Phillip Lewis © Isil Dohnke

Justement, quelle est la place des Appalaches dans Les jours de silence ?

Il faut voir l’extraordinaire beauté des paysages, une nature exquise, c’est une région au réalisme puissant qui demande à être décrite. Et les gens sont remarquables, très intelligents, naturellement musiciens, on les caricature dans les films, on les représente rustiques, à l’état brut, mais asseyez-vous dans une maison, creusez la surface comme je le fais car je voyage beaucoup pour mon métier, et vous découvrirez une histoire, une langue. Les montagnes permettent de préserver le côté intemporel, certains villages ont conservé de vieilles pompes à essence. Le paysage surligne l’émotion en même temps qu’il fait passer la dimension surnaturelle.

Certains ont parlé de gothique sudiste pour caractériser le roman. La chute de la maison Usher vient à l’esprit.

Parfaitement. Cette bâtisse de verre et de fer sur le flanc de la montagne, un magnifique oiseau de proie vu de loin et que les villageois appellent « la maison-vautour », est un lieu de prédestination pour l’écrivain Henry. Au second étage, l’énorme bibliothèque suscite un fort lien réciproque, à la fois tutélaire et délétère, rêve et cauchemar, promesse de création et témoin du déclin. Ce n’est pas une maison qui existe dans le réel, mais elle occupait mon esprit, elle a grandi dans mon imagination jusqu’à devenir une structure vivante qui se développe tout comme les personnages.
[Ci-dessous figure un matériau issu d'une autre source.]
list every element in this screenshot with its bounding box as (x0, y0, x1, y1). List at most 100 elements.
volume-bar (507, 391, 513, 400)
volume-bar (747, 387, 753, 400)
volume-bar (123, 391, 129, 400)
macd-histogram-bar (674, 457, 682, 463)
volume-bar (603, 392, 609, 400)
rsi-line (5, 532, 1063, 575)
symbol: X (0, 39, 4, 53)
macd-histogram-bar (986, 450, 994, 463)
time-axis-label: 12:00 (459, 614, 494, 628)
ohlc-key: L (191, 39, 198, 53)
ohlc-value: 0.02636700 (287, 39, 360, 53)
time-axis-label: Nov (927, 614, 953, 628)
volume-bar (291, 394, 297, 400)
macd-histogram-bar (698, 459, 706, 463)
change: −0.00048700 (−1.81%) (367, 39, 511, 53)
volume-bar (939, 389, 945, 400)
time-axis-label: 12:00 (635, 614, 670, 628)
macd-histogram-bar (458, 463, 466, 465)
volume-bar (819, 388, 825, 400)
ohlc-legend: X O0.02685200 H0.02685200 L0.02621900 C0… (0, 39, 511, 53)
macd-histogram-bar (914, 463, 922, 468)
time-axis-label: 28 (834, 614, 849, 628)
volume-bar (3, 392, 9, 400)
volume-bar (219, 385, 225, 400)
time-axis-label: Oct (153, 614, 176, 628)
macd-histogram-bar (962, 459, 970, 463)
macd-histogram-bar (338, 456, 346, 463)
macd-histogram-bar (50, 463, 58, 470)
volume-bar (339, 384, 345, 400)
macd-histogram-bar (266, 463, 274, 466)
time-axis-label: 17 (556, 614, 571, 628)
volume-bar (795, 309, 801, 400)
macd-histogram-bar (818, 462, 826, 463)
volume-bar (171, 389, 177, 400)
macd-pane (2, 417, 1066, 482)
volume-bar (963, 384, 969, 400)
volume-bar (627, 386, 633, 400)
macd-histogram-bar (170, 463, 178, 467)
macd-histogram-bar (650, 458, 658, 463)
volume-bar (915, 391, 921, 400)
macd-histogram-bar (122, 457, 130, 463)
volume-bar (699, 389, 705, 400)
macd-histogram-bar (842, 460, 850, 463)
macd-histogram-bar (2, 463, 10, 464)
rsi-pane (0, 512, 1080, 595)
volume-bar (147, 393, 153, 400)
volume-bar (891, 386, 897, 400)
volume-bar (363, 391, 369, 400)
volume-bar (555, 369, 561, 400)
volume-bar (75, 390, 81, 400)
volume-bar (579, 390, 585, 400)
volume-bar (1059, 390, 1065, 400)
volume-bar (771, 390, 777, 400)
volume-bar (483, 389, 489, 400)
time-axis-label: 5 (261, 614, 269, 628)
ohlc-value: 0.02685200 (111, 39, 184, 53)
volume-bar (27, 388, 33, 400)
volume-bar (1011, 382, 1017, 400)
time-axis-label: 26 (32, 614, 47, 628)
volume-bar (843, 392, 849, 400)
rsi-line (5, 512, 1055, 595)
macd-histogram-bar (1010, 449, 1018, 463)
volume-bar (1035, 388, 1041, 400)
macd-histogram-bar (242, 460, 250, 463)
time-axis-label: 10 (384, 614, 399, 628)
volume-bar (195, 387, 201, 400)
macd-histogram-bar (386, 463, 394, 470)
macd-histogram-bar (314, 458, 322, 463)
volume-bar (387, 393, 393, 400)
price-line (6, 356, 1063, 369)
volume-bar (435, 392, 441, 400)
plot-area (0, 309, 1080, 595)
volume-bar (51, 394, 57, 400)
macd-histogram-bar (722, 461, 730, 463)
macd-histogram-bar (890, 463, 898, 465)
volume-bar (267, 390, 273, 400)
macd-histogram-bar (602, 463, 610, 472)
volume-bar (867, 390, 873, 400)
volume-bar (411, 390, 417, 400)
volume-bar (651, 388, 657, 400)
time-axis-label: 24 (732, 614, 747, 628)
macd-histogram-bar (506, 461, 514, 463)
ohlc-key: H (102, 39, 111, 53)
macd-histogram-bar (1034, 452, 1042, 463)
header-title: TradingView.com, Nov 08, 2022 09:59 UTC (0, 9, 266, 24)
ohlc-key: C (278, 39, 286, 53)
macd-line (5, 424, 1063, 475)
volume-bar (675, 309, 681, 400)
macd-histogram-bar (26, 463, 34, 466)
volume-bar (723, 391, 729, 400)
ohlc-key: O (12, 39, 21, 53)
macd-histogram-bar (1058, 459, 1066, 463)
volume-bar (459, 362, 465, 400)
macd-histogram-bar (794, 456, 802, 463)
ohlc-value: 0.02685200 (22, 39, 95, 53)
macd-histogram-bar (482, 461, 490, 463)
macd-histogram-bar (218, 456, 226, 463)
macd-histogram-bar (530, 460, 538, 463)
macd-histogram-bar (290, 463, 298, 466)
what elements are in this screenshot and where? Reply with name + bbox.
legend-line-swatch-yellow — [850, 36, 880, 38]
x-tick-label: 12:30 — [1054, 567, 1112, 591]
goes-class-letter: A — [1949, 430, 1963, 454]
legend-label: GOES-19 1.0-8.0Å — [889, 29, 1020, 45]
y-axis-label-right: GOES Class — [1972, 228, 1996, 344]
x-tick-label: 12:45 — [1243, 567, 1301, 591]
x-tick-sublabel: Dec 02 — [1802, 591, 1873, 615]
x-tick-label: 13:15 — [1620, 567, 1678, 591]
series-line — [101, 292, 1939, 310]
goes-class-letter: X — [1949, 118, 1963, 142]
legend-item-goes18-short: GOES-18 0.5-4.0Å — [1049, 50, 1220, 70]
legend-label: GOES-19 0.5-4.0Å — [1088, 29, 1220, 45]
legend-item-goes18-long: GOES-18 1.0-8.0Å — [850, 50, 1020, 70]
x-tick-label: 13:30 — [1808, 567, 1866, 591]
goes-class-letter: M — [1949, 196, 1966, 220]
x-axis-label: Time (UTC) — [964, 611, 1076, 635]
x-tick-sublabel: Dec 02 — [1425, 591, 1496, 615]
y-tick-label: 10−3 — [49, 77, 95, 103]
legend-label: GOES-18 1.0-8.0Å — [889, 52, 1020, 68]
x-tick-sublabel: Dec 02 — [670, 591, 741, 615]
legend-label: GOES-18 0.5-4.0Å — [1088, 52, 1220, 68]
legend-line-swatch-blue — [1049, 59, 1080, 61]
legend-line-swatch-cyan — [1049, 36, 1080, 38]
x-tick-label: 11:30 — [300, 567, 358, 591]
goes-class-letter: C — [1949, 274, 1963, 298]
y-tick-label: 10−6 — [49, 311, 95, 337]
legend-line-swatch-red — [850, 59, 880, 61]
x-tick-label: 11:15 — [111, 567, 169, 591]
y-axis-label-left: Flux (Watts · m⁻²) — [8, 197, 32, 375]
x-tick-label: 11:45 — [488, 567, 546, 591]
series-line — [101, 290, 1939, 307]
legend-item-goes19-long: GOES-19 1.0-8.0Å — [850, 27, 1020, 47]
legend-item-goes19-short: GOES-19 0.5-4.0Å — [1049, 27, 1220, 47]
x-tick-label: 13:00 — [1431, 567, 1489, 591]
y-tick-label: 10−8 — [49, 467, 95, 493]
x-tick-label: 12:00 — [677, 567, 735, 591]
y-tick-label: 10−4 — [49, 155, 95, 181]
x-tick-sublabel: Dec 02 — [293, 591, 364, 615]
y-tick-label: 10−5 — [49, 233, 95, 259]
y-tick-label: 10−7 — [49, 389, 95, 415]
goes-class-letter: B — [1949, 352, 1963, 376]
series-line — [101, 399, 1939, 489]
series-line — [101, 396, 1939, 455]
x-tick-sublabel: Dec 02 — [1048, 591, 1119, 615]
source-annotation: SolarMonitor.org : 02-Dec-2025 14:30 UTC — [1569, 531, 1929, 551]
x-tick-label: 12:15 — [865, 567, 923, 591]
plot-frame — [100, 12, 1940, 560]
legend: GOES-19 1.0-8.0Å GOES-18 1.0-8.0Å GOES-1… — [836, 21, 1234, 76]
Phillip Lewis, Les jours de silence.

Votre panthéon littéraire accompagne les tribulations de Henry le père et Henry le fils. Des poètes dont Shakespeare, Keats, Coleridge, Milton, mais aussi Poe et Thomas Wolfe, ainsi que Chopin et Schubert…

Oui, et ce sont tous des génies, magnifiques et tragiques, morts jeunes, souvent seuls, sans avoir terminé leur œuvre. Et Mozart, bien entendu. C’est déchirant, le temps qui passe, qui se dérobe alors que l’on veut écrire, composer encore… Cela me donne à réfléchir, Il ne faut pas gâcher sa vie.

Quelle est la part de l’autobiographie ?

Il y a divers aspects, transposés on non. Par exemple, la rage créatrice du père. Le mien, dépressif et alcoolique, a écrit un livre, sincère, mais nous divergions totalement, il réfléchissait en termes de succès commercial et moi je prêchais l’art pour l’art, l’inspiration, l’impulsion. Dans le roman, Henry le père est brillant, consumé par l’écriture, par la création du grand œuvre et il échoue : une ambition inassouvie, tel est le dilemme central de l’écrivain. Autre question, celle de la paternité, un père exceptionnellement dévoué aux mots et aux livres voit-il ses enfants comme des orchidées à l’intérieur d’une serre ? Pétri de littérature mais mal à l’aise pour vivre avec les siens.

Au fond, c’est un livre sur les livres ?

Certainement, sur l’amour des livres, d’autant plus que le village a pour nom Old Buckram, c’est-à-dire « vieux bougran », cette étoffe de lin ou de coton utilisée pour fabriquer des couvertures de livres. L’enfant, l’écrivain, la famille, le village, la montagne : autant d’enveloppes et de pelures successives pour créer une fiction et ses personnages.